Closing the Curvature Gap: Full Transformer Hessians and Their Implications for Scaling Laws
This work addresses a theoretical gap for researchers studying optimization in large-scale deep learning, though it appears incremental by extending prior self-attention analyses to full Transformers.
The authors tackled the lack of theoretical understanding of Transformer optimization landscapes by deriving explicit second-order expressions for Layer Normalization and feedforward Hessians, completing the Hessian characterization of full Transformer blocks and informing convergence dynamics and scaling laws.

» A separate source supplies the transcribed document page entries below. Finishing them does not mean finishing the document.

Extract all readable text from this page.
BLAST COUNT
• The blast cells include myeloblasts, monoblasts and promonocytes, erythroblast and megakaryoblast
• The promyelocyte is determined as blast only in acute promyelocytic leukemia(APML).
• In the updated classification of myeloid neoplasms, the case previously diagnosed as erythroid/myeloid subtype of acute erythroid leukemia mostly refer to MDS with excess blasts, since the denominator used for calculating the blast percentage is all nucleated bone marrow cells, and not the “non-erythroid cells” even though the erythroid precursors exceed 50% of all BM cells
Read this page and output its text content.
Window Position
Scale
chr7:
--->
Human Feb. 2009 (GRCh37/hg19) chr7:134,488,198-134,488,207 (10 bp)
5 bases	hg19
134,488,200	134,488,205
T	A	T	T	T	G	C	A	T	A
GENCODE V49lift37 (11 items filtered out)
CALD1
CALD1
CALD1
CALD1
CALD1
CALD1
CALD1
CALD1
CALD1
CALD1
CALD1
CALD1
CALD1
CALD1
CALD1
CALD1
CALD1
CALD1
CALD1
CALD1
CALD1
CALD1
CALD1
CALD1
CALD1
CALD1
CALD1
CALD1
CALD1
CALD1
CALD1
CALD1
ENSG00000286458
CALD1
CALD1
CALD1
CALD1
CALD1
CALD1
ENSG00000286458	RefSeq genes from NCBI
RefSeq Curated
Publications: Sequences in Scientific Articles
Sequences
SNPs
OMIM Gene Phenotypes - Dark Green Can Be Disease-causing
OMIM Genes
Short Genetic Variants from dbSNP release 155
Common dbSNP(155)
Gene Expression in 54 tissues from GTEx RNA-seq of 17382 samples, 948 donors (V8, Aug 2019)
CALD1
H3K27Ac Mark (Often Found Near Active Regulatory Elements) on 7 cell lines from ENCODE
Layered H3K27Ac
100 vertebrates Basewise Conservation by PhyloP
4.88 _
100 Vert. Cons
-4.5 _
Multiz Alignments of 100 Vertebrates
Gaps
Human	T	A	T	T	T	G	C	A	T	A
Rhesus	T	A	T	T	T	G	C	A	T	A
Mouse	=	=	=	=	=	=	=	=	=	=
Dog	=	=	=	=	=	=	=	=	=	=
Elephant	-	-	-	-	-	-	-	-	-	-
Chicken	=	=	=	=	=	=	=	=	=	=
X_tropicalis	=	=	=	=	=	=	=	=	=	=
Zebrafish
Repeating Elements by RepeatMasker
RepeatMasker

The lack of theoretical results for Layer Normalization and feedforward Hessians has left a gap in the study of Transformer optimization landscapes. We address this by deriving explicit second-order expressions for these components, thereby completing the Hessian characterization of full Transformer blocks. Our results generalize prior self-attention analyses and yield estimations for the role of each sublayer in curvature propagation. We demonstrate how these Hessian structures inform both convergence dynamics and the empirical scaling laws governing large-model performance. Further, we propose a Taylor-expansion-based framework for analyzing loss differences to quantify convergence trajectories. By extending Hessian theory to the full Transformer architecture, this work establishes a new foundation for theoretical and empirical investigations of optimization in large-scale deep learning.